On the fall of the Republic in April 1939, the President (Manuel Azaña) and Prime Minister (Juan Negrín) went into exile in France. Azaña resigned his post and died in November 1940. He was succeeded as President by Diego Martínez Barrio, who had been Prime Minister in 1936. When Nazi Germany occupied France in 1940, the government was reconstituted in Mexico, which under the left-wing President Lázaro Cárdenas continued to recognise the Republic as the legal government of Spain, although Negrín spent the war years in London. Negrín resigned as Prime Minister in 1945 and was succeeded by José Giral.
Until 1945, the exiled Republicans had high hopes that at the end of World War II in Europe, Franco's regime would be removed from power by the victorious Allies and that they would be able to return to Spain. When these hopes were disappointed, the government-in-exile faded away to a purely symbolic role.
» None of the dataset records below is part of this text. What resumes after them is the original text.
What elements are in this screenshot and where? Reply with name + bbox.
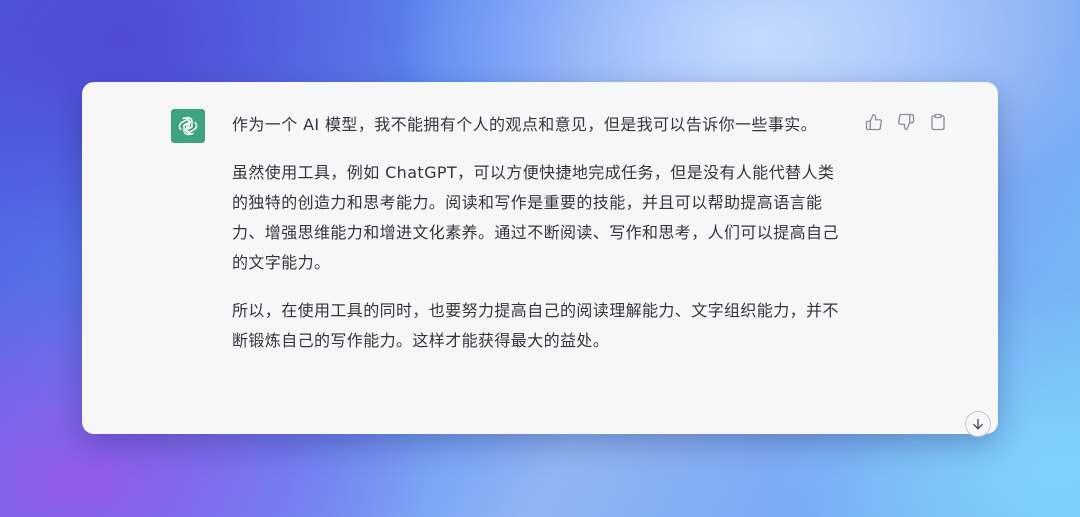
message-paragraph-2: 虽然使用工具，例如 ChatGPT，可以方便快捷地完成任务，但是没有人能代替人类…	[232, 163, 839, 272]
chat-message-card: 作为一个 AI 模型，我不能拥有个人的观点和意见，但是我可以告诉你一些事实。 虽…	[82, 82, 998, 437]
assistant-message: 作为一个 AI 模型，我不能拥有个人的观点和意见，但是我可以告诉你一些事实。 虽…	[232, 110, 842, 374]
copy-button[interactable]	[928, 112, 948, 132]
clipboard-icon	[931, 113, 945, 131]
thumbs-up-icon	[865, 113, 882, 131]
openai-logo-icon	[178, 116, 198, 136]
assistant-avatar	[171, 109, 205, 143]
thumbs-down-button[interactable]	[896, 112, 916, 132]
arrow-down-icon	[973, 418, 983, 430]
message-paragraph-3: 所以，在使用工具的同时，也要努力提高自己的阅读理解能力、文字组织能力，并不断锻炼…	[232, 301, 839, 350]
message-actions	[864, 112, 948, 132]
scroll-to-bottom-button[interactable]	[965, 411, 991, 437]
thumbs-down-icon	[898, 113, 915, 131]
message-paragraph-1: 作为一个 AI 模型，我不能拥有个人的观点和意见，但是我可以告诉你一些事实。	[232, 115, 818, 134]
thumbs-up-button[interactable]	[864, 112, 884, 132]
The government moved back to Paris in 1946. There was also a Basque government in exile and a Catalan government in exile.
In the immediate postwar period it had diplomatic relations with Mexico, Panama, Guatemala, Venezuela, Poland, Czechoslovakia, Hungary, Yugoslavia, Romania, and Albania. By contrast the United States, the United Kingdom, France and the Soviet Union did not recognise it.